I disagree with almost everything in this blog post. Specifically,
R’s native data structures are seriously lacking: we talking about lists, and vectors with very limited element types (boolean, int, double, complex, string, “raw”), to which you can tag on metadata. Almost all of R’s “native” data structures is conventions about this metdata. This is indeed “stable”, but seriously constraining when it comes to writing organized, performant code.
Non-standard evaluation (basically, functions getting a bit of a context) was a very appealing idea when introduced originally, but it turns out not to compose well, and make efficient compilation impossible.
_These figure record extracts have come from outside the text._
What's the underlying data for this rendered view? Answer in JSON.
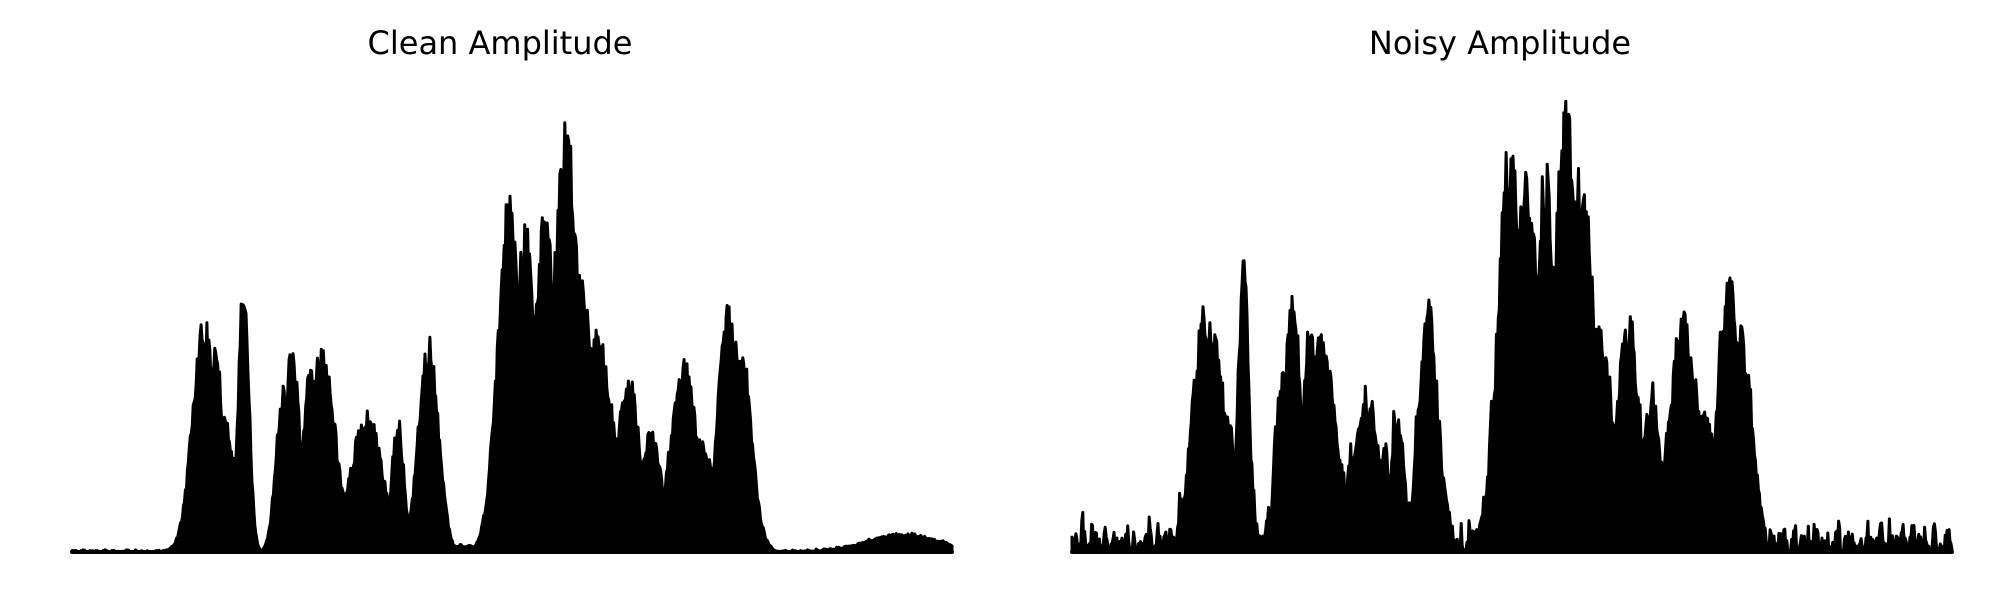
{
  "chart_data": [
    {
      "type": "area",
      "title": "Clean Amplitude",
      "xlabel": "",
      "ylabel": "",
      "xlim": [
        0,
        100
      ],
      "ylim": [
        0,
        1
      ],
      "axes_visible": false,
      "grid": false,
      "color": "#000000",
      "series": [
        {
          "peaks": [
            [
              15,
              1.3,
              0.52
            ],
            [
              16.3,
              0.9,
              0.46
            ],
            [
              17.5,
              1.0,
              0.3
            ],
            [
              19.5,
              0.6,
              0.62
            ],
            [
              23.2,
              0.4,
              0.2
            ],
            [
              24.4,
              0.2,
              0.05
            ],
            [
              25.0,
              0.5,
              0.16
            ],
            [
              24.0,
              0.8,
              0.38
            ],
            [
              25.0,
              0.9,
              0.45
            ],
            [
              27.1,
              0.8,
              0.42
            ],
            [
              28.3,
              1.6,
              0.46
            ],
            [
              29.7,
              0.6,
              0.2
            ],
            [
              33.5,
              1.8,
              0.31
            ],
            [
              35.2,
              1.2,
              0.13
            ],
            [
              37.0,
              0.7,
              0.3
            ],
            [
              40.5,
              1.1,
              0.48
            ],
            [
              41.4,
              0.8,
              0.28
            ],
            [
              46.0,
              6.0,
              0.012
            ],
            [
              49.8,
              1.4,
              0.82
            ],
            [
              51.5,
              1.6,
              0.72
            ],
            [
              53.8,
              1.2,
              0.78
            ],
            [
              56.2,
              1.5,
              0.96
            ],
            [
              58.0,
              1.4,
              0.62
            ],
            [
              59.7,
              1.8,
              0.49
            ],
            [
              63.2,
              1.3,
              0.4
            ],
            [
              65.8,
              1.2,
              0.27
            ],
            [
              69.5,
              1.5,
              0.43
            ],
            [
              71.5,
              1.5,
              0.25
            ],
            [
              74.7,
              1.3,
              0.55
            ],
            [
              76.2,
              1.1,
              0.44
            ],
            [
              77.8,
              0.8,
              0.08
            ],
            [
              94.5,
              4.0,
              0.04
            ]
          ],
          "noise_level": 0.006
        }
      ]
    },
    {
      "type": "area",
      "title": "Noisy Amplitude",
      "xlabel": "",
      "ylabel": "",
      "xlim": [
        0,
        100
      ],
      "ylim": [
        0,
        1
      ],
      "axes_visible": false,
      "grid": false,
      "color": "#000000",
      "series": [
        {
          "peaks": [
            [
              15,
              1.3,
              0.52
            ],
            [
              16.3,
              0.9,
              0.46
            ],
            [
              17.5,
              1.0,
              0.3
            ],
            [
              19.5,
              0.6,
              0.62
            ],
            [
              23.2,
              0.4,
              0.25
            ],
            [
              24.4,
              0.2,
              0.1
            ],
            [
              24.0,
              0.8,
              0.38
            ],
            [
              25.0,
              0.9,
              0.55
            ],
            [
              27.1,
              0.8,
              0.48
            ],
            [
              28.3,
              1.6,
              0.46
            ],
            [
              29.7,
              0.6,
              0.25
            ],
            [
              33.5,
              1.8,
              0.31
            ],
            [
              35.2,
              1.2,
              0.2
            ],
            [
              37.0,
              0.7,
              0.3
            ],
            [
              40.5,
              1.1,
              0.52
            ],
            [
              41.4,
              0.8,
              0.25
            ],
            [
              49.8,
              1.4,
              0.88
            ],
            [
              51.5,
              1.6,
              0.8
            ],
            [
              53.8,
              1.2,
              0.84
            ],
            [
              56.2,
              1.5,
              0.96
            ],
            [
              58.0,
              1.4,
              0.8
            ],
            [
              59.7,
              1.8,
              0.49
            ],
            [
              63.2,
              1.3,
              0.5
            ],
            [
              65.8,
              1.2,
              0.32
            ],
            [
              69.5,
              1.5,
              0.53
            ],
            [
              71.5,
              1.5,
              0.3
            ],
            [
              74.7,
              1.3,
              0.6
            ],
            [
              76.2,
              1.1,
              0.47
            ]
          ],
          "noise_level": 0.09
        }
      ]
    }
  ]
}
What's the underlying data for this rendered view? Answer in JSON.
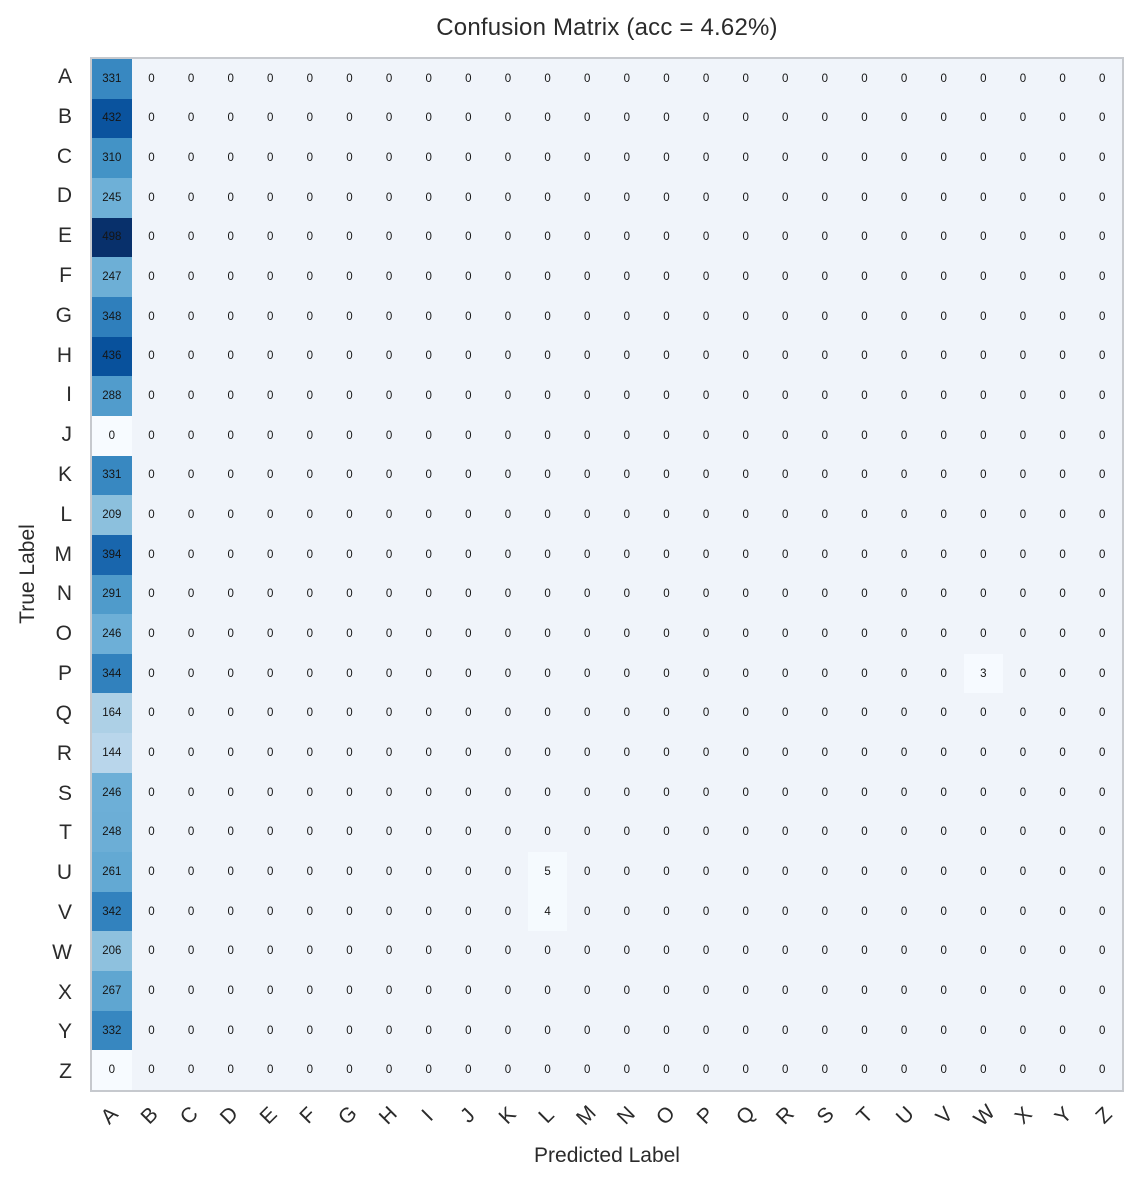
{
  "chart_data": {
    "type": "heatmap",
    "title": "Confusion Matrix (acc = 4.62%)",
    "xlabel": "Predicted Label",
    "ylabel": "True Label",
    "labels": [
      "A",
      "B",
      "C",
      "D",
      "E",
      "F",
      "G",
      "H",
      "I",
      "J",
      "K",
      "L",
      "M",
      "N",
      "O",
      "P",
      "Q",
      "R",
      "S",
      "T",
      "U",
      "V",
      "W",
      "X",
      "Y",
      "Z"
    ],
    "colormap": "Blues",
    "vmin": 0,
    "vmax": 498,
    "accuracy_percent": 4.62,
    "first_column_values": [
      331,
      432,
      310,
      245,
      498,
      247,
      348,
      436,
      288,
      0,
      331,
      209,
      394,
      291,
      246,
      344,
      164,
      144,
      246,
      248,
      261,
      342,
      206,
      267,
      332,
      0
    ],
    "extra_cells": [
      {
        "row": "P",
        "col": "W",
        "value": 3
      },
      {
        "row": "U",
        "col": "L",
        "value": 5
      },
      {
        "row": "V",
        "col": "L",
        "value": 4
      }
    ],
    "default_value": 0,
    "legend_position": "none",
    "grid": false
  },
  "colors": {
    "zero_field": "#f0f4fa",
    "spine": "#c6c9ce",
    "tick_text": "#2b2b2b",
    "annotation_text": "#151515",
    "colormap_low": "#f7fbff",
    "colormap_high": "#08306b"
  }
}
In theory, R is eminently suitable for functional programming (a lot of parts were inspired by the Lisp family). But in practice, higher order functions and closures in native R code almost always imply a huge sacrifice in performance, so they are not used. People usually end up coding Fortran/C++ instead and calling it from R.
All of these points are of course well known. R users just work around them — this may be a reasonable choice when R has other advantages for some application.
I not sure this is desirable, or why it should happen. I am surprised that someone who considers himself a “professional programmer” calls the command line “bullshittery”, but it summarizes the attitude nicely.
Open source communities thrive when they have contributors who not merely users. If people are reluctant to get their hands dirty, I am not sure people will be inclined to tailor the software they write to their needs.
I think that Julia coders should write packages that they find useful and are proud of.